Ao contar a singela história de um burro separado da sua treinadora, Jerzy Skolimowski faz uma crítica contundente sobre maus-tratos a animais.

Por Flavia Tofoli

Separação, abandono, maus tratos, afetos e desafetos em 1.750 km. É assim que acompanhamos as reviravoltas na vida de um burro de circo desde a sua separação da treinadora até o seu destino final.

“EO” é um longa-metragem polaco-italiano, de 2022, dirigido por Jerzy Skolimowski. Indicado ao Oscar de Melhor Filme Estrangeiro em 2023 e vencedor do Prêmio do Júri do Festival de Cinema de  Cannes de 2022.

O filme é inspirado no longa de Robert Bresson de 1966, “Au Hasard Balthazar”, que, por sua vez, é baseado no romance “O Idiota” de Dostoiévski.
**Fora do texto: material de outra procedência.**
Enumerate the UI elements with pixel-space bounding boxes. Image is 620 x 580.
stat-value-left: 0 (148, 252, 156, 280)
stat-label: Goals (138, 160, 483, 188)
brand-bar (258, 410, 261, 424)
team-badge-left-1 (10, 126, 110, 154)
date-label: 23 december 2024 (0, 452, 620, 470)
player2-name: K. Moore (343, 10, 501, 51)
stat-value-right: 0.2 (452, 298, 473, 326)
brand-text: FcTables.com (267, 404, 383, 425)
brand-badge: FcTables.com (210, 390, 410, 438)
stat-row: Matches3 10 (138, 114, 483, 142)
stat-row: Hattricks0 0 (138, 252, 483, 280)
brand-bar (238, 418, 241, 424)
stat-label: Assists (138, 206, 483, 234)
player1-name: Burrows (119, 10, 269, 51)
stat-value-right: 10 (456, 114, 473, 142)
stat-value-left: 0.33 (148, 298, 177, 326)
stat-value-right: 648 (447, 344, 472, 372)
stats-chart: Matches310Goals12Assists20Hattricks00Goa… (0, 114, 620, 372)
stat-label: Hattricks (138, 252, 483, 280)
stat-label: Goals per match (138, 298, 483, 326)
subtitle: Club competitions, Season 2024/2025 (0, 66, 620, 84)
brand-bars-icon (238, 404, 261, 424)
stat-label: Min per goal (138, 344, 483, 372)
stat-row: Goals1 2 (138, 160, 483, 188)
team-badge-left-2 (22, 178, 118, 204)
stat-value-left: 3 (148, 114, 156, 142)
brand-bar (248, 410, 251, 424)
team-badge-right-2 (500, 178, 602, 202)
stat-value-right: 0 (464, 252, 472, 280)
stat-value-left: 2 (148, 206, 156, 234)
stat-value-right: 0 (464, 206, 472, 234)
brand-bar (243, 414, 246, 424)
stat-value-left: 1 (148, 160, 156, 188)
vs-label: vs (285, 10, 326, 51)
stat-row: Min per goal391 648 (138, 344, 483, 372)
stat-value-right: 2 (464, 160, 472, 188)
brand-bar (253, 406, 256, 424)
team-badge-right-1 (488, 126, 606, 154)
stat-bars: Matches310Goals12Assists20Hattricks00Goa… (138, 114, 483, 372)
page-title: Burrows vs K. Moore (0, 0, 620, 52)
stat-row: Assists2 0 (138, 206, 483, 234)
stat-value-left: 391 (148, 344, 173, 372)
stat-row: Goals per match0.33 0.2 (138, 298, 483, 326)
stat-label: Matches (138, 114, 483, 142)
Assim como no filme de Bresson, em “EO”, também temos uma narrativa construída em torno da experiência do burro, acompanhando sua jornada desde a Polônia até a Itália, após ser separado de sua treinadora. O caminho é árduo e expõe o animal a situações de perigo que contribuem com o envolvimento do espectador com a história.

O simbolismo da figura do burrinho é explorada para evidenciar sua resiliência em meio à  impetuosidade do cotidiano. Sua resistência às adversidades cria no espectador a esperança de que ele terá seu tão aguardado final feliz. Porém, ao mesmo tempo, tudo nos encaminha para acreditar que isso não se realize.

Skolimowski faz uso do minimalismo para privilegiar a fotografia, que fica por conta de Michal Dymek. Nesse aspecto, “EO” entrega cenários deslumbrantes que, por vezes, contrastam com a modéstia do personagem principal, mas também reforçam sua solidão. O efeito Kuleshov – no qual uma sequência de imagens do rosto sem expressões do personagem é intercalada com outras imagens significativas – é utilizado para explorar as emoções do animal. Com isso, o filme obtém êxito ao explorar nuances das relações humanas através da perspectiva do protagonista, um singelo burrinho que dá nome à obra.

Outro ponto de destaque no filme é a trilha, assinada por Pawel Mykietyn, que venceu o European Film Awards, em 2022, na categoria Melhor Trilha Sonora. A trilha e a mixagem de som contribuem com a potência dos momentos decisivos do filme, explorando a tensão e o drama de forma perspicaz. Isso permite que o minimalismo da fotografia seja abraçado por emoções que rompem com o distanciamento que esse estilo fotográfico pode proporcionar. 

Apesar de EO obter êxito em sua proposta e fazer jus a sua inspiração no filme original de Robert Bresson, nem tudo são mil maravilhas. O longa de Skolimowski peca ao não desenvolver alguns enredos interessantes ao longo dos encontros do burrinho. Falta de tempo não pode ser considerada uma desculpa para isso, pois, simultaneamente, temos o prolongamento de cenas que não contribuem para enriquecer a narrativa.

EO, contudo, é um excelente filme, visualmente bonito e sonoramente potente. Vale a pena dispensar 1h24min acompanhando, pelo ponto de vista de um burro, as relações humanas, sentir por ele suas emoções e temer pelo que está por vir. O filme está disponível na plataforma de streaming Mubi.